Create, update, and delete a Spark Cluster Pool in Ascend.

🚧
Requires Site Admin permissions to create. Assigning cluster pools to Data Services and Dataflows requires Data Service and Dataflow Access.

Configure a Cluster Pool

From the Dashboard, Select Admin > Cluster Pools.
Select NEW CLUSTER POOL.
Add a Cluster Pool Name.

Update each field to your preferred specifications. Refer to the table below for descriptions of each field.
Select CREATE.

Cluster Pool Management Properties

Field	Default	Details
Min Number of Clusters in Pool	1	The minimum number of within the pool.
Max Number of Clusters in Pool	1	The maximum number of within the pool.
Default Cluster Pool	No	The default cluster is labeled as `default` and cannot be changed from default. Conversely, additional cluster pools cannot be labeled as default.
Driver Size in vCPU	15	Maximum number is 15.
Executor Size in vCPU	15	Maximum number is 15.
Min Number of Executors	2	Default minimum number of executors is 2, default maximum number of executors is 4. For local mode cluster (driver-only), both minimum and maximum number of executors need to be set to 0.
Max Number of Executors	4	Default minimum number of executors is 2, default maximum number of executors is 4. For local mode cluster (driver-only), both minimum and maximum number of executors need to be set to 0.
Cluster Terminates After	5	Values in minutes. Default terminate time is 5 minutes
PIP Packages to Install for Each Cluster	none	PIP packages are dependencies for Python and with Ascend, you're able to load PIP packages as dependencies/libraries directly into the cluster. However, you cannot install PIP packages that are a different version of packages currently used by Ascend. See the list of pre-installed packages.
Ephemeral Volume Size to Mount on Driver	8	Volume size in GB.
Ephemeral Volume Size to Mount on Executor	8	Volume size in GB.
Container Image	native	Ascend native container image or "Container image URL" (a custom image)
Spark Runtime	Spark 3.4.0	Spark version of native image or base version of custom image

Additional fields for custom image option:

Field	Details
Image Name	Image URL stored in your container registry
Registry Credentials	Create or select existing credentials that will be used to get access to the image. Credentials should be given in Kubernetes' config.json format. For more information, see Kubernetes Images JSON Config and Pull an Image from a Private Registry

Registry credentials format example:

{
  "auths": {
    "https://gcr.io/<my-company>/": {
      "username": "\_json_key",
      "password": "{\\n  \"type\": \"service_account\",\\n  \"project_id\": \"<my-company>\",...}\\n",
      "email": "[email protected]",
      "auth": "c3R...zE2"
    },
    "quay.io/<my-company>/": {
      "auth": "c3R...zE2"
    }
  }
}

Update a Cluster Pool

When updating cluster pools, any tasks currently using the cluster pool will finish before any updates take effect. You do not need to pause Dataflows before making updates.
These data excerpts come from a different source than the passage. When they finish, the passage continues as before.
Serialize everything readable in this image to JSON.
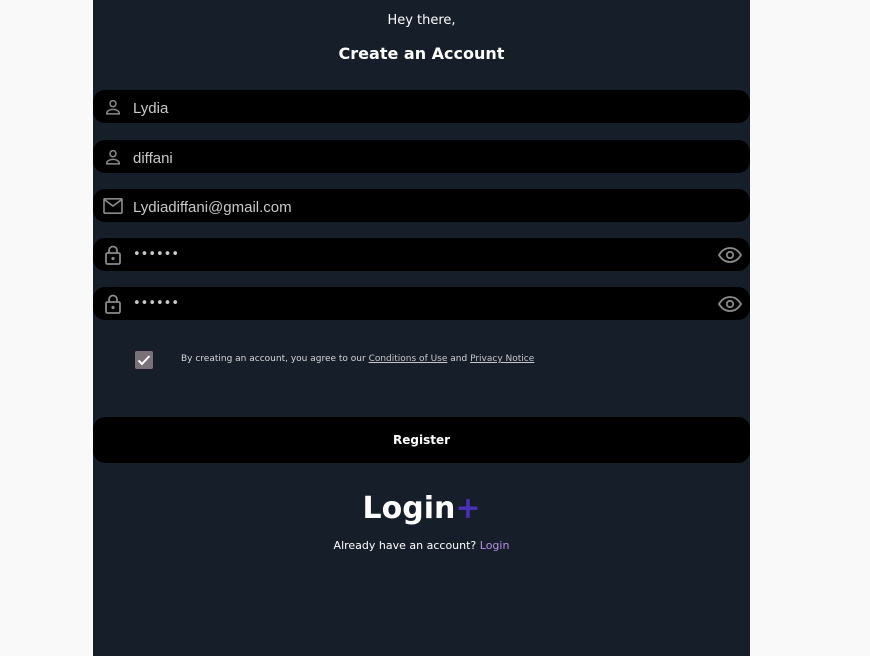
{
  "header": {
    "greeting": "Hey there,",
    "title": "Create an Account"
  },
  "form": {
    "first_name": {
      "value": "Lydia",
      "icon": "person-icon"
    },
    "last_name": {
      "value": "diffani",
      "icon": "person-icon"
    },
    "email": {
      "value": "Lydiadiffani@gmail.com",
      "icon": "mail-icon"
    },
    "password": {
      "value": "••••••",
      "icon": "lock-icon"
    },
    "confirm_password": {
      "value": "••••••",
      "icon": "lock-icon"
    }
  },
  "agreement": {
    "checked": true,
    "prefix": "By creating an account, you agree to our ",
    "conditions_link": "Conditions of Use",
    "and": " and ",
    "privacy_link": "Privacy Notice"
  },
  "register_label": "Register",
  "logo": {
    "text": "Login",
    "plus": "+",
    "plus_color": "#4a2fb8"
  },
  "footer": {
    "prompt": "Already have an account? ",
    "login_link": "Login"
  },
  "colors": {
    "panel_bg": "#161e29",
    "field_bg": "#000000",
    "link_accent": "#b98fe8"
  }
}
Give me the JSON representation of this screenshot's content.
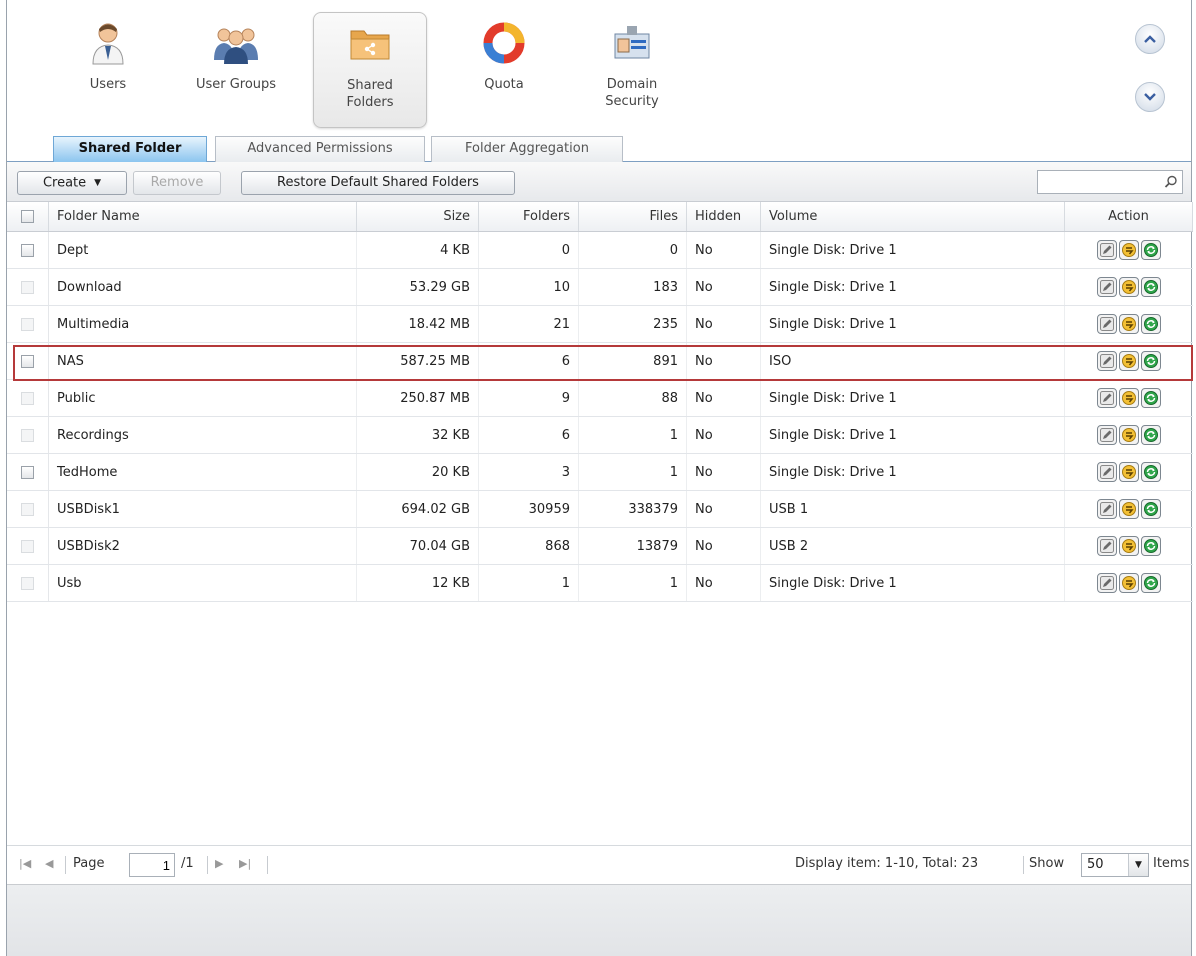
{
  "nav": {
    "users": "Users",
    "user_groups": "User Groups",
    "shared_folders_line1": "Shared",
    "shared_folders_line2": "Folders",
    "quota": "Quota",
    "domain_security_line1": "Domain",
    "domain_security_line2": "Security"
  },
  "tabs": {
    "shared_folder": "Shared Folder",
    "advanced_permissions": "Advanced Permissions",
    "folder_aggregation": "Folder Aggregation"
  },
  "toolbar": {
    "create": "Create",
    "remove": "Remove",
    "restore": "Restore Default Shared Folders"
  },
  "columns": {
    "folder_name": "Folder Name",
    "size": "Size",
    "folders": "Folders",
    "files": "Files",
    "hidden": "Hidden",
    "volume": "Volume",
    "action": "Action"
  },
  "rows": [
    {
      "name": "Dept",
      "size": "4 KB",
      "folders": "0",
      "files": "0",
      "hidden": "No",
      "volume": "Single Disk: Drive 1",
      "checkable": true
    },
    {
      "name": "Download",
      "size": "53.29 GB",
      "folders": "10",
      "files": "183",
      "hidden": "No",
      "volume": "Single Disk: Drive 1",
      "checkable": false
    },
    {
      "name": "Multimedia",
      "size": "18.42 MB",
      "folders": "21",
      "files": "235",
      "hidden": "No",
      "volume": "Single Disk: Drive 1",
      "checkable": false
    },
    {
      "name": "NAS",
      "size": "587.25 MB",
      "folders": "6",
      "files": "891",
      "hidden": "No",
      "volume": "ISO",
      "checkable": true
    },
    {
      "name": "Public",
      "size": "250.87 MB",
      "folders": "9",
      "files": "88",
      "hidden": "No",
      "volume": "Single Disk: Drive 1",
      "checkable": false
    },
    {
      "name": "Recordings",
      "size": "32 KB",
      "folders": "6",
      "files": "1",
      "hidden": "No",
      "volume": "Single Disk: Drive 1",
      "checkable": false
    },
    {
      "name": "TedHome",
      "size": "20 KB",
      "folders": "3",
      "files": "1",
      "hidden": "No",
      "volume": "Single Disk: Drive 1",
      "checkable": true
    },
    {
      "name": "USBDisk1",
      "size": "694.02 GB",
      "folders": "30959",
      "files": "338379",
      "hidden": "No",
      "volume": "USB 1",
      "checkable": false
    },
    {
      "name": "USBDisk2",
      "size": "70.04 GB",
      "folders": "868",
      "files": "13879",
      "hidden": "No",
      "volume": "USB 2",
      "checkable": false
    },
    {
      "name": "Usb",
      "size": "12 KB",
      "folders": "1",
      "files": "1",
      "hidden": "No",
      "volume": "Single Disk: Drive 1",
      "checkable": false
    }
  ],
  "pager": {
    "page_label": "Page",
    "page_value": "1",
    "page_total": "/1",
    "display_info": "Display item: 1-10, Total: 23",
    "show_label": "Show",
    "show_value": "50",
    "items_label": "Items"
  },
  "icons": {
    "edit": "edit-icon",
    "permissions": "permissions-icon",
    "refresh": "refresh-icon"
  },
  "colors": {
    "active_tab": "#8cc5ef",
    "highlight": "#b5393a"
  }
}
Select the name of the Cluster Pool you want to update.
Adjust any of the fields.
Select UPDATE.

Delete a Cluster Pool

When deleting a cluster pool, any tasks currently using the cluster pool will finish before the deletion takes effect. A cluster referenced in any data service's data plane configuration cannot be deleted. To delete a cluster, first switch it to 'default'.

Alternatively, scale it down to zero by setting 'min_clusters_in_pool' to zero and adjusting 'cluster_terminate_after' to an appropriate value, eliminating the need for deletion.

To delete a cluster pool, select the name of the cluster pool and then select DELETE.

Updated 2 months ago